CS SEMINAR

Sensing, Understanding, and Shaping Human Behavior

Speaker
Dr Vivek K. Singh,
Assistant Professor,
School of Communication and Information,
Rutgers, The State University of New Jersey

Visiting Professor,
Media Lab,
Massachusetts Institute of Technology

Chaired by
Dr Mohan KANKANHALLI, Provost's Chair Professor, School of Computing
mohan@comp.nus.edu.sg

26 Jul 2016 Tuesday, 10:30 AM to 12:00 PM

MR6, AS6-05-10

Today there are more than a trillion data points observing human behavior. This allows us to understand real-world social behavior at scales and resolution not possible before and at the same time brings up critical privacy challenges. This talk discusses multiple insights obtained at understanding social behavior based on multimodal interaction data (calls, bluetooth, sms, surveys) coming from a community of users. For example, they show the feasibility of automatically detecting "trusted" ties in social networks, which in turn can be critical for causing behavior change in health and wellness settings.
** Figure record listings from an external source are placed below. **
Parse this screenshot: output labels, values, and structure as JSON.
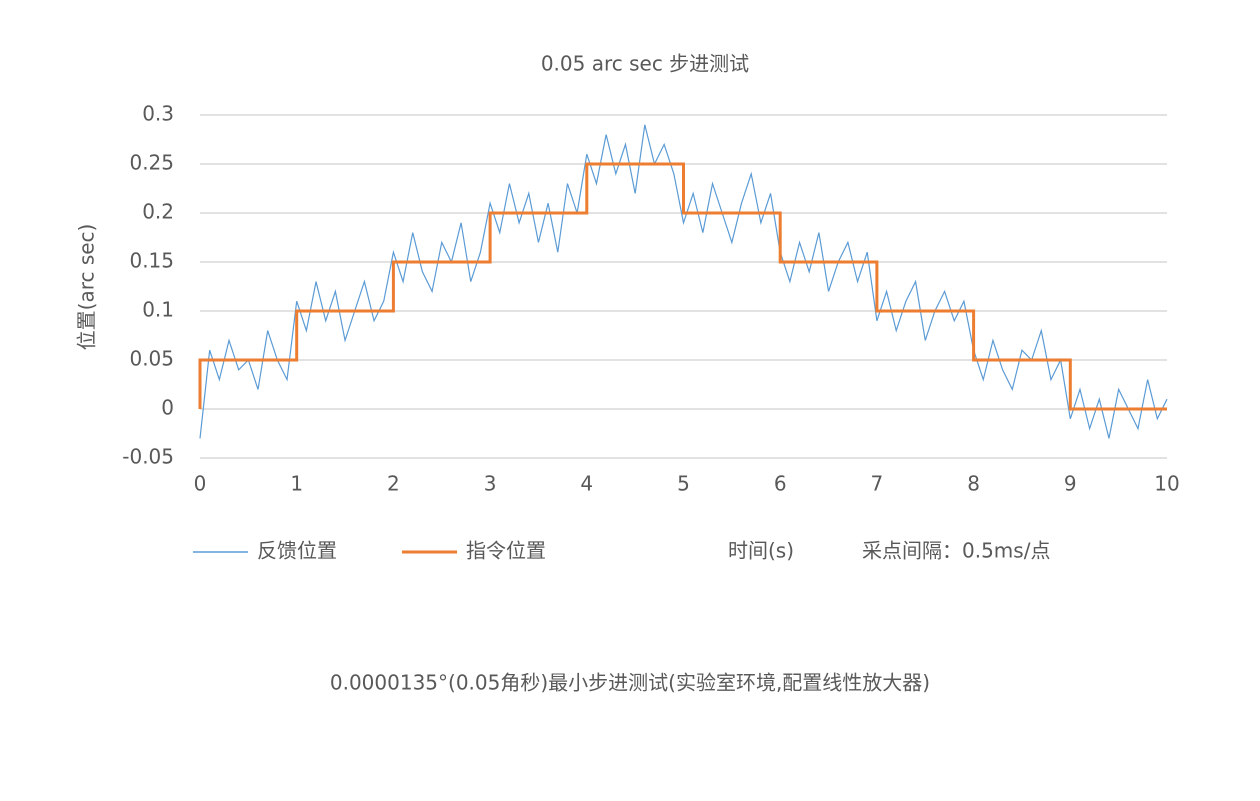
{
  "chart_data": {
    "type": "line",
    "title": "0.05 arc sec 步进测试",
    "y_label": "位置(arc sec)",
    "x_label": "时间(s)",
    "annotation": "采点间隔：0.5ms/点",
    "caption": "0.0000135°(0.05角秒)最小步进测试(实验室环境,配置线性放大器)",
    "xlim": [
      0,
      10
    ],
    "ylim": [
      -0.05,
      0.3
    ],
    "xticks": [
      0,
      1,
      2,
      3,
      4,
      5,
      6,
      7,
      8,
      9,
      10
    ],
    "yticks": [
      -0.05,
      0,
      0.05,
      0.1,
      0.15,
      0.2,
      0.25,
      0.3
    ],
    "grid": true,
    "legend": "bottom",
    "series": [
      {
        "name": "反馈位置",
        "color": "#5b9bd5",
        "x": [
          0,
          0.1,
          0.2,
          0.3,
          0.4,
          0.5,
          0.6,
          0.7,
          0.8,
          0.9,
          1,
          1.1,
          1.2,
          1.3,
          1.4,
          1.5,
          1.6,
          1.7,
          1.8,
          1.9,
          2,
          2.1,
          2.2,
          2.3,
          2.4,
          2.5,
          2.6,
          2.7,
          2.8,
          2.9,
          3,
          3.1,
          3.2,
          3.3,
          3.4,
          3.5,
          3.6,
          3.7,
          3.8,
          3.9,
          4,
          4.1,
          4.2,
          4.3,
          4.4,
          4.5,
          4.6,
          4.7,
          4.8,
          4.9,
          5,
          5.1,
          5.2,
          5.3,
          5.4,
          5.5,
          5.6,
          5.7,
          5.8,
          5.9,
          6,
          6.1,
          6.2,
          6.3,
          6.4,
          6.5,
          6.6,
          6.7,
          6.8,
          6.9,
          7,
          7.1,
          7.2,
          7.3,
          7.4,
          7.5,
          7.6,
          7.7,
          7.8,
          7.9,
          8,
          8.1,
          8.2,
          8.3,
          8.4,
          8.5,
          8.6,
          8.7,
          8.8,
          8.9,
          9,
          9.1,
          9.2,
          9.3,
          9.4,
          9.5,
          9.6,
          9.7,
          9.8,
          9.9,
          10
        ],
        "values": [
          -0.03,
          0.06,
          0.03,
          0.07,
          0.04,
          0.05,
          0.02,
          0.08,
          0.05,
          0.03,
          0.11,
          0.08,
          0.13,
          0.09,
          0.12,
          0.07,
          0.1,
          0.13,
          0.09,
          0.11,
          0.16,
          0.13,
          0.18,
          0.14,
          0.12,
          0.17,
          0.15,
          0.19,
          0.13,
          0.16,
          0.21,
          0.18,
          0.23,
          0.19,
          0.22,
          0.17,
          0.21,
          0.16,
          0.23,
          0.2,
          0.26,
          0.23,
          0.28,
          0.24,
          0.27,
          0.22,
          0.29,
          0.25,
          0.27,
          0.24,
          0.19,
          0.22,
          0.18,
          0.23,
          0.2,
          0.17,
          0.21,
          0.24,
          0.19,
          0.22,
          0.16,
          0.13,
          0.17,
          0.14,
          0.18,
          0.12,
          0.15,
          0.17,
          0.13,
          0.16,
          0.09,
          0.12,
          0.08,
          0.11,
          0.13,
          0.07,
          0.1,
          0.12,
          0.09,
          0.11,
          0.06,
          0.03,
          0.07,
          0.04,
          0.02,
          0.06,
          0.05,
          0.08,
          0.03,
          0.05,
          -0.01,
          0.02,
          -0.02,
          0.01,
          -0.03,
          0.02,
          0,
          -0.02,
          0.03,
          -0.01,
          0.01
        ]
      },
      {
        "name": "指令位置",
        "color": "#ed7d31",
        "x": [
          0,
          0,
          1,
          1,
          2,
          2,
          3,
          3,
          4,
          4,
          5,
          5,
          6,
          6,
          7,
          7,
          8,
          8,
          9,
          9,
          10
        ],
        "values": [
          0,
          0.05,
          0.05,
          0.1,
          0.1,
          0.15,
          0.15,
          0.2,
          0.2,
          0.25,
          0.25,
          0.2,
          0.2,
          0.15,
          0.15,
          0.1,
          0.1,
          0.05,
          0.05,
          0,
          0
        ]
      }
    ]
  }
}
Conversely, paying specific attention to the privacy aspect of such data, I will discuss a novel approach to measuring privacy, and also how users can be encouraged to alter their privacy behavior in social settings.

Dr. Vivek Singh is an Assistant Professor in the School of Communication and Information at Rutgers University. Before joining Rutgers, he was a post-doctoral researcher the MIT Media Lab. He holds a Ph.D. in Information and Computer Science from the University of California, Irvine. He obtained his bachelors and masters degrees in Computer Science from the National University of Singapore. His work has been published in multiple leading scientific venues (Science, Proceedings of the IEEE), has received significant media coverage (BBC, New York Times, Wall Street Journal). He was selected as one of the 'Emerging Leaders in Multimedia Research' by IBM Research Labs in 2009, and he won the 2013 'Big Data for Social Good' datathon organized by Telefonica, the Open Data Institute and the MIT. Dr Singh's research is supported by the US National Science Foundation and Google Research.